Rekomendasi itu ditujukan ke pemerintah pusat agar menetapkan bencana erupsi Gunung Sinabung menjadi bencana nasional.
"Jangan dilihat bencana erupsi Sinabung ini dari sisi korban jiwa sehingga baru bisa ditetapkan skala bencananya. Tapi, efeknya berkepanjangan dan setiap hari dirasakan. Apalagi sejumlah ahli vulkanologi mengaku tidak tahu pasti kapan berakhirnya bencana ini. Bencana ini telah merusak pertanian masyarkat. Padahal, pertanian merupakan pencarian utama masyarakat di sana," ujarnya.
Gubernur Gatot Pujo Nugroho mengaku, penanganan bencana erupsi Sinabung memang seharusnya ditanggulangi secara komprehensif pemerintah pusat.

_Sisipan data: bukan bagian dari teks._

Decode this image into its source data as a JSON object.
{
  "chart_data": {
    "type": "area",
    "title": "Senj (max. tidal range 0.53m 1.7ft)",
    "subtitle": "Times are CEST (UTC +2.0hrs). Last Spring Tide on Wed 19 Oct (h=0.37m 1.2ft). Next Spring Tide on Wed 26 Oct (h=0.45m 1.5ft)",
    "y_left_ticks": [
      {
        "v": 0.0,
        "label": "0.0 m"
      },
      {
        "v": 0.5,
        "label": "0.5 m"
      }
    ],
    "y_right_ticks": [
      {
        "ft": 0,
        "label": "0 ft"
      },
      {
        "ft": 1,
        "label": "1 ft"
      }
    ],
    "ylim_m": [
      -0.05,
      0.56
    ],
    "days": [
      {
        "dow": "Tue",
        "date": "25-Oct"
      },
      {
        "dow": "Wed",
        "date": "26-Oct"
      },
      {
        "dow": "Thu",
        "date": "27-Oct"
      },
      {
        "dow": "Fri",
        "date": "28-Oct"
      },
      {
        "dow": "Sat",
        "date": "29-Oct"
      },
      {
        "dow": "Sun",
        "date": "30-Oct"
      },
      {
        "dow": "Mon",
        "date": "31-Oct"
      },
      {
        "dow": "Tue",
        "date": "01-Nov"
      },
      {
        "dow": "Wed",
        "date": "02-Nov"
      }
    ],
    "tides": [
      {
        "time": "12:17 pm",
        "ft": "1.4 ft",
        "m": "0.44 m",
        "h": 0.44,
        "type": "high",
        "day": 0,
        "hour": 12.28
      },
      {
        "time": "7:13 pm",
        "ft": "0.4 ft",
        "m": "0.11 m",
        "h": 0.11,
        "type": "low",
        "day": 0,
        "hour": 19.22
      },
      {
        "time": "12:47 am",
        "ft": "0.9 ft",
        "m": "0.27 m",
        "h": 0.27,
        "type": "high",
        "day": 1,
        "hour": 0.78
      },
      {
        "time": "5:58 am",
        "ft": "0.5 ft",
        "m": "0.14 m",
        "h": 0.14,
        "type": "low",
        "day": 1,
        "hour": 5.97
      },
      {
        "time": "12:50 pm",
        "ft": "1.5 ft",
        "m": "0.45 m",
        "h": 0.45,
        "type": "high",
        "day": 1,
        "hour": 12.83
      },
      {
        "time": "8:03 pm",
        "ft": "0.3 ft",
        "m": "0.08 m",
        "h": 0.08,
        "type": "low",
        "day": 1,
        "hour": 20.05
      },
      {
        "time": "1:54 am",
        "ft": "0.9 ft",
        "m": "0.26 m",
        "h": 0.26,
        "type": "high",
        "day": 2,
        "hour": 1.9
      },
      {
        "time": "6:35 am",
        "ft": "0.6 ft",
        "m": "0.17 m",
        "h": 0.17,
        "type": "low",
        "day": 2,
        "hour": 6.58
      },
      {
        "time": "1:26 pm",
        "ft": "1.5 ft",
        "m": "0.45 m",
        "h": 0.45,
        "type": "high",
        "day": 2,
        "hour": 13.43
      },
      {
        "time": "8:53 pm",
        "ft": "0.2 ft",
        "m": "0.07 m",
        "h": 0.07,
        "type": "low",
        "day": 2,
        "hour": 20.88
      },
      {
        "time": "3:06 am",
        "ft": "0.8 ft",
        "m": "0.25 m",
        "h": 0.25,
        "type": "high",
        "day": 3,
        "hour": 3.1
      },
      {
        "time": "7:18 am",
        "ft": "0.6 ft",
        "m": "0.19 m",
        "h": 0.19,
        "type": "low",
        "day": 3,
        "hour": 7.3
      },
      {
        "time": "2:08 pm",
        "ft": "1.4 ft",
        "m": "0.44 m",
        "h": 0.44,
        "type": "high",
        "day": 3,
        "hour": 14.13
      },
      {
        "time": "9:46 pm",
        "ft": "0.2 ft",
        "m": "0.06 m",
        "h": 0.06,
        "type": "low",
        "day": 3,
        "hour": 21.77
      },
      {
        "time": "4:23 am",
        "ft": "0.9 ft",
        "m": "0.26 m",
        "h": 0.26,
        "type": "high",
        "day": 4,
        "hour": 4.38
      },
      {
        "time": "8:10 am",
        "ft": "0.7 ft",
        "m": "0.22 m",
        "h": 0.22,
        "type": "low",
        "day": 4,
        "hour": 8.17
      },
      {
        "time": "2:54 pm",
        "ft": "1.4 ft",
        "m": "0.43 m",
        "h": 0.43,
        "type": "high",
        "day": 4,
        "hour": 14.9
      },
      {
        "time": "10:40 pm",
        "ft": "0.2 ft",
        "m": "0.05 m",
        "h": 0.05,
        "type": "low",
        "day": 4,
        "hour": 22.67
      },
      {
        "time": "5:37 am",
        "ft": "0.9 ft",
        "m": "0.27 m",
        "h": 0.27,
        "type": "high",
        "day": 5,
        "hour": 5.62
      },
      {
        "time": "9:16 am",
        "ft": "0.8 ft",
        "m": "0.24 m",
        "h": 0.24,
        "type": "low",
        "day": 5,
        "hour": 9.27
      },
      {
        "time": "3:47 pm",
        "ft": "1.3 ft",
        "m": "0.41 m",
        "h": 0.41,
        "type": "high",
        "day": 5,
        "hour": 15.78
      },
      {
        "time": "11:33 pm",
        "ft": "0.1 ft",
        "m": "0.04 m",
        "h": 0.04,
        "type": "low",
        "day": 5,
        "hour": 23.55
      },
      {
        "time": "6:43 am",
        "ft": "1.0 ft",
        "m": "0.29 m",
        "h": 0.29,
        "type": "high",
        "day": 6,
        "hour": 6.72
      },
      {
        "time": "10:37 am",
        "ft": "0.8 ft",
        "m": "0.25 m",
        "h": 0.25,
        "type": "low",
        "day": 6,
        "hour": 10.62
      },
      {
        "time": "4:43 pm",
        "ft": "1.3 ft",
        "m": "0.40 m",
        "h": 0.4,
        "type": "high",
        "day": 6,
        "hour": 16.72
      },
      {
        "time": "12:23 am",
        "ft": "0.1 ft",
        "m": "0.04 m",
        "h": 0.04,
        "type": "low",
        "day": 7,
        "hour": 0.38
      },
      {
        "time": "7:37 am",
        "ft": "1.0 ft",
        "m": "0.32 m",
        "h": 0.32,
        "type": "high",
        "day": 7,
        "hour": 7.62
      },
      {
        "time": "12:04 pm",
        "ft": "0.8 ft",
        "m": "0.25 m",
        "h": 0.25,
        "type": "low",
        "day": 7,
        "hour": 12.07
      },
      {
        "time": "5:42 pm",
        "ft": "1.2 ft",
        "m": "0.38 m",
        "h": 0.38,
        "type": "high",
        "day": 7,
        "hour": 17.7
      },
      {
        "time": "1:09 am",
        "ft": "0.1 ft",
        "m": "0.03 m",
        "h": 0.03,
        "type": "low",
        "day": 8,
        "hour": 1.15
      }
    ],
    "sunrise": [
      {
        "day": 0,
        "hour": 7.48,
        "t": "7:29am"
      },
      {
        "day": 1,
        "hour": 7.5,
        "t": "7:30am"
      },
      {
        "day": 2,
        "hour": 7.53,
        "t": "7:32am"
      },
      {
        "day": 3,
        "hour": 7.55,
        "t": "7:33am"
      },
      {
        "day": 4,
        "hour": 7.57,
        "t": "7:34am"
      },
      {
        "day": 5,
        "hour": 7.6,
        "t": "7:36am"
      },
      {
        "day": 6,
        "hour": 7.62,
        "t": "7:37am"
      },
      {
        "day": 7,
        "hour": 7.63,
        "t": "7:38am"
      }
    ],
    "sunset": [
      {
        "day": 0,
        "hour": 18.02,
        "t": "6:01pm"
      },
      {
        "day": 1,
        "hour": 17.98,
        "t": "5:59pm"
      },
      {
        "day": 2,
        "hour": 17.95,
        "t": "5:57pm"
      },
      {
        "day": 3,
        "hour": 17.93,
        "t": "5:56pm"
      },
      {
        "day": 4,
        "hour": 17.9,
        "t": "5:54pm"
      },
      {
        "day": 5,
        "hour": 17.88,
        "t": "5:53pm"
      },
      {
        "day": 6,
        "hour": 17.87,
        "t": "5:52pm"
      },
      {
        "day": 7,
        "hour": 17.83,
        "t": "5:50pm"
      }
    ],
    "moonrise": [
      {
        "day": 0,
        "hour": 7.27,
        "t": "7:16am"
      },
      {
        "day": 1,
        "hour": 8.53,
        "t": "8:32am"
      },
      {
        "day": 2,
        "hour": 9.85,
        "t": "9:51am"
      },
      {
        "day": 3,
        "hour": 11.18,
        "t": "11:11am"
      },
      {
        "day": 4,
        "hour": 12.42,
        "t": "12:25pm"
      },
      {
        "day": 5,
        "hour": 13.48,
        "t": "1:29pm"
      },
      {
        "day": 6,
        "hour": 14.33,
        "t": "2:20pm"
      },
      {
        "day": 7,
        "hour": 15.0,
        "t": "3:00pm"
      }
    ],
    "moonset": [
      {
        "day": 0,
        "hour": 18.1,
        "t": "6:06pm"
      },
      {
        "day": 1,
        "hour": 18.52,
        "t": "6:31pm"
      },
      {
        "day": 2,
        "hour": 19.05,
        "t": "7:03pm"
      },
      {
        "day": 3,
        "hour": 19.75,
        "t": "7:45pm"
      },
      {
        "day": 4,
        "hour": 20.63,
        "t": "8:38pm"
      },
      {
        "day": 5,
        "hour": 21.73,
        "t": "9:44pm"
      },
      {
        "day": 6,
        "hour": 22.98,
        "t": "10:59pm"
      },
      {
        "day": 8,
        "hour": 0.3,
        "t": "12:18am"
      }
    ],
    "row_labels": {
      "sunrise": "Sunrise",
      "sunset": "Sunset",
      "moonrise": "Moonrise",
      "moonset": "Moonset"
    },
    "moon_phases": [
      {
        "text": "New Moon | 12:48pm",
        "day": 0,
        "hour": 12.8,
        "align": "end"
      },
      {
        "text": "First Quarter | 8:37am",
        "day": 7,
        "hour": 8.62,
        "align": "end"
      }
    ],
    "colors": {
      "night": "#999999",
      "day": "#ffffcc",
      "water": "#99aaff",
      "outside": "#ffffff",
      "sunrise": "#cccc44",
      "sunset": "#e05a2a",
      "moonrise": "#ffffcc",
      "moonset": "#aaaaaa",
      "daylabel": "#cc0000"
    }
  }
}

Soalnya, daerah sudah tidak mampu berbuat banyak karena keterbatasan anggaran.
“Dulu sewaktu masa Presiden SBY, kita usulkan agar masuk menjadi bencana nasional. Namun, BNPB ketika itu menilai kriterianya tidak bisa dikatakan sebagai bencana nasional karena melihat minimnya korban jiwa,” timpal Gatot.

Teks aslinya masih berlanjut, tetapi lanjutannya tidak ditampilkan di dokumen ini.